Meditative Layers
Combining Western and Eastern concepts, my work explores the different relationships that exist between contemporary practices and conventional approaches in visual arts.
This work is a self-reflection about how we can construct our internal world by contemplating time. My work explores visibility and invisibility with the concept of time and spontaneity and physicality in the process of installation. It examines worldviews of time and space through Eastern and Western perspectives and reflects the meditative experience of emptiness as dynamic space. My work is rooted in the Asian belief that life is a cycle while also reflecting the principle of Yin and Yang. I use these concepts and theories in order to express my response to the natural flow of life and the duality of ideas between the East and West. My installations incorporate both concepts of time from the West and East — one from the West where time is understood as linear and one from the East where it is regarded as circular. They represent the progression of time that embraces and filters all human emotions in its immeasurable vastness.

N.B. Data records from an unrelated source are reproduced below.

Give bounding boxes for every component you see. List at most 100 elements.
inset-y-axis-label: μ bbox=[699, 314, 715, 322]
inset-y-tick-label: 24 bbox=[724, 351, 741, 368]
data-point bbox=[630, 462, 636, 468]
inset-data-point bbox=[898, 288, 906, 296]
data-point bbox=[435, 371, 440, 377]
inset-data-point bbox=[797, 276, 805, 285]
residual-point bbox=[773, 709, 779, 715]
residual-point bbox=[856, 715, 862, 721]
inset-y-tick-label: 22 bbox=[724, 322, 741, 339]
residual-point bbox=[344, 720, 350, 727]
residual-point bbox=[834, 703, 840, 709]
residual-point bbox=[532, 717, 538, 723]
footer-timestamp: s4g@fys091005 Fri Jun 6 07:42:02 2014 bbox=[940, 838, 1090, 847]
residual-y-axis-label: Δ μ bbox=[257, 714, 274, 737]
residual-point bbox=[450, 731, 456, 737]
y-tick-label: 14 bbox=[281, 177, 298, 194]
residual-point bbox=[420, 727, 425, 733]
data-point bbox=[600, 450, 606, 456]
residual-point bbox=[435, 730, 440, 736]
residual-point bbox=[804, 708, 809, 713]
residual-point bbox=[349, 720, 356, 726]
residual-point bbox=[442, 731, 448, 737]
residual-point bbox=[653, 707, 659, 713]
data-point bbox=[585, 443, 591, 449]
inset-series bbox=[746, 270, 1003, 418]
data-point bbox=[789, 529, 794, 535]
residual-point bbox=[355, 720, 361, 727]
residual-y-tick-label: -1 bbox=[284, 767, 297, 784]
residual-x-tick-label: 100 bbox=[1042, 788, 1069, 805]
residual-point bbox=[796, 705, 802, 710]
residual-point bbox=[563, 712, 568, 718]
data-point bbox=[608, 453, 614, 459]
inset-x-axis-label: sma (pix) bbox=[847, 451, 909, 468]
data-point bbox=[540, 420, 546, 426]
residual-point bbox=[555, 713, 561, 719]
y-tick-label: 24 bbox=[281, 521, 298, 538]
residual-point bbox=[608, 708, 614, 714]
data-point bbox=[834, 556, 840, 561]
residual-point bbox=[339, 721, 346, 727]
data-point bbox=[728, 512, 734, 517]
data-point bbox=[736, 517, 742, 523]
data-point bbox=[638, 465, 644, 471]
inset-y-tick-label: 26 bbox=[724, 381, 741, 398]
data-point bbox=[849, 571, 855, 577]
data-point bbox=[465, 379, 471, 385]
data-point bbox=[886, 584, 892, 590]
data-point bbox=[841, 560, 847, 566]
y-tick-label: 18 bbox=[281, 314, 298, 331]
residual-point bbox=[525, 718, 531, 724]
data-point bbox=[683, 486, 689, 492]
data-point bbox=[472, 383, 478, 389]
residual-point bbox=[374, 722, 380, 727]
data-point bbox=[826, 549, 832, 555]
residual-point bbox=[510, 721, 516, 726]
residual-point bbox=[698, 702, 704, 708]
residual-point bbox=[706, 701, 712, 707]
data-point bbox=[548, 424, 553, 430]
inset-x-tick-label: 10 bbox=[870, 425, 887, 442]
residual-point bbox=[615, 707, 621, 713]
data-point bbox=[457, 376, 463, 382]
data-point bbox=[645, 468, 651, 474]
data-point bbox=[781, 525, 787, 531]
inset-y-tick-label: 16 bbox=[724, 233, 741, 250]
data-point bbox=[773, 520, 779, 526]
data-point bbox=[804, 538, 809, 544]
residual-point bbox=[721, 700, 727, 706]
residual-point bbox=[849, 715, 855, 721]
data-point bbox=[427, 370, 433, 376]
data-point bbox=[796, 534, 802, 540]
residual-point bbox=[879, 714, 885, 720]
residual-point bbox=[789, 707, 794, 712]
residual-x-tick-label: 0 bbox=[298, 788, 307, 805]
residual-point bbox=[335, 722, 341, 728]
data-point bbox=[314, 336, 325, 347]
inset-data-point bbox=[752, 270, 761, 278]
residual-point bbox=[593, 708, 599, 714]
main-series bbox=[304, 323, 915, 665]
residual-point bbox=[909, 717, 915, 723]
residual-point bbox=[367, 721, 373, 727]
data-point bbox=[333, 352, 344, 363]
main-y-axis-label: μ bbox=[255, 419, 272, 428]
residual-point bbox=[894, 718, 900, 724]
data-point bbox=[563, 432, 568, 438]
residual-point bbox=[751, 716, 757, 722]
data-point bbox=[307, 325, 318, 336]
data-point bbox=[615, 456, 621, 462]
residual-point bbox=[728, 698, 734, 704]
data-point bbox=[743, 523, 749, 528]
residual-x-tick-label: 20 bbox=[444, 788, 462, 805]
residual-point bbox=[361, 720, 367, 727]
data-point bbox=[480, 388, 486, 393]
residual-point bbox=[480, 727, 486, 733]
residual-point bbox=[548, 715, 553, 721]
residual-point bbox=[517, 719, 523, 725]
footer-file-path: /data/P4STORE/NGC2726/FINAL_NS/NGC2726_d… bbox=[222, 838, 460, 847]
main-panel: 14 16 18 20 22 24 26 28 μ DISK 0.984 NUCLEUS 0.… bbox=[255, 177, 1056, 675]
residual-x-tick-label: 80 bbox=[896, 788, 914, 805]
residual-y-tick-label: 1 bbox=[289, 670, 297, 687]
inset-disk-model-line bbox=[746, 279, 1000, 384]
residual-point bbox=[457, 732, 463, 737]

In eastern Asian cultures, a lotus flower symbolizes the one who overcomes the pain that prevails in the material world and becomes enlightened, just like the lotus flower that grows in dirty and muddy water but manages to surpass the water and produce a perfect flower. The lotus flower centered in the forest of threads signifies purity, enlightenment, self-regeneration and rebirth as a symbolic meaning regarded in eastern Asian cultures.